Last Spring I wrote a series of articles on interesting paradoxes in mathematics and logic, and based on the response from several correspondents these were relatively well received. It would seem that many of my readers quite enjoy these thought provoking problems, and spent enjoyable hours contemplating their complexities.

And so I thought I would write another one today, just to give my reader more to ponder this week.

Today's topic is known by many names, but is usually referred to as "The Envelope Paradox". I first learned of this one in a lecture by Raymond Smullyan, although I am not sure who originally proposed it. 

Suppose you are shown a table on which there are two sealed envelopes. They both contain sums of money, although you are not told the amounts. All you are told is that one of them contains twice as much as the other, but not how much or which is the greater sum. You are allowed to select one envelope and open it. 

You are then given the choice of swapping envelopes or keeping the one you originally chose. Whichever envelope you end up with, you get to keep the money. So should you swap or not?

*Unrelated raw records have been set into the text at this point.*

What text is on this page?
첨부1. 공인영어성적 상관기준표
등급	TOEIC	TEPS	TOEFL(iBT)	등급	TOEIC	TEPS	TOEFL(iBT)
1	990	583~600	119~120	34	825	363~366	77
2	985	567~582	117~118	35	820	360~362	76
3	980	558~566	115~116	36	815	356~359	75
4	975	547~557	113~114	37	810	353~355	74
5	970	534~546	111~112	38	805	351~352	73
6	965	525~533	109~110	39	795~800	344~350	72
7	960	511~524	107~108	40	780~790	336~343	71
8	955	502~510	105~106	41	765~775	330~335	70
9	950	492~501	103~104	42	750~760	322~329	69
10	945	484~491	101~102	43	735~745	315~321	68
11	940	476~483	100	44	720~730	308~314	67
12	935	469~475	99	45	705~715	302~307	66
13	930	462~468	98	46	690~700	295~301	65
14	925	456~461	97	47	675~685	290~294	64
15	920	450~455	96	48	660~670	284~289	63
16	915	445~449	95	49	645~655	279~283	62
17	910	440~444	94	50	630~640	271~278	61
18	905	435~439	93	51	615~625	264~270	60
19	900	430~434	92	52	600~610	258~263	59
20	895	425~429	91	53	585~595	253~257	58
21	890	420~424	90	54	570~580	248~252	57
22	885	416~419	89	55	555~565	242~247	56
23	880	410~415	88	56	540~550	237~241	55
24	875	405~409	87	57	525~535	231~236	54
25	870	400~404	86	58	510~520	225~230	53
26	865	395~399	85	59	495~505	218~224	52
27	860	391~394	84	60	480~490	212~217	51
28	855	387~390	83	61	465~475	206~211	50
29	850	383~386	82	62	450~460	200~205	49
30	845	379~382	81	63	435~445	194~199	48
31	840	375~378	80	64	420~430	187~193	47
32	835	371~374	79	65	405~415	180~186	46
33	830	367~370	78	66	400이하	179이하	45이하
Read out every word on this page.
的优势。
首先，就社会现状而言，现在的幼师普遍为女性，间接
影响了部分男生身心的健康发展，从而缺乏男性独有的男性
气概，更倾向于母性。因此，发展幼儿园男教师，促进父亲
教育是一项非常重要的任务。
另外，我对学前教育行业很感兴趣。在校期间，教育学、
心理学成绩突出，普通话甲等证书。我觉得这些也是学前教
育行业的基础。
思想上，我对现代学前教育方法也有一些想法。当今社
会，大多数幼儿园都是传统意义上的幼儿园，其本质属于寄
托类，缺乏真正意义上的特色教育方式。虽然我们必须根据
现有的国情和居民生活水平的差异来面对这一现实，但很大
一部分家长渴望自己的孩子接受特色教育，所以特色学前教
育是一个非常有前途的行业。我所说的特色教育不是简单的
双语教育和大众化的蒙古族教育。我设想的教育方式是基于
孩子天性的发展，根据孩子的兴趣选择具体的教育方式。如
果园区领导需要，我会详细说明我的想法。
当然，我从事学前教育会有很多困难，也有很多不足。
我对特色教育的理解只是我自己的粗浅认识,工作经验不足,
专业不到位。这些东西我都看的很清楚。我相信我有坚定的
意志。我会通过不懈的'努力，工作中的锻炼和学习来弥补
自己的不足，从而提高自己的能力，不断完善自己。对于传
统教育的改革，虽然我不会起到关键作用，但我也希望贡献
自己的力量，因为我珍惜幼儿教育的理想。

Consider the probabilities. There is a 50% chance that your first choice was the smaller sum, in which case the other envelope has twice as much money in it. So if your envelope has N dollars, then swapping gains you another N dollars. There is also a 50% chance that you chose the larger sum, and the second envelope contains only half as much, or N/2 dollars. That means the expected gain of swapping envelopes is N/4 dollars. 

Except this argument is true regardless of which envelope you initially selected, and so it would seem that each envelope is better than the other, which is clearly a paradox. One choice must be better than the other, and yet the mathematics suggests that this is not so.

I will leave you to ponder this situation and its solution, primarily because the experts cannot agree on the solution (or even whether or not there is a solution). It is a curious puzzle, and one that is still the subject of much debate.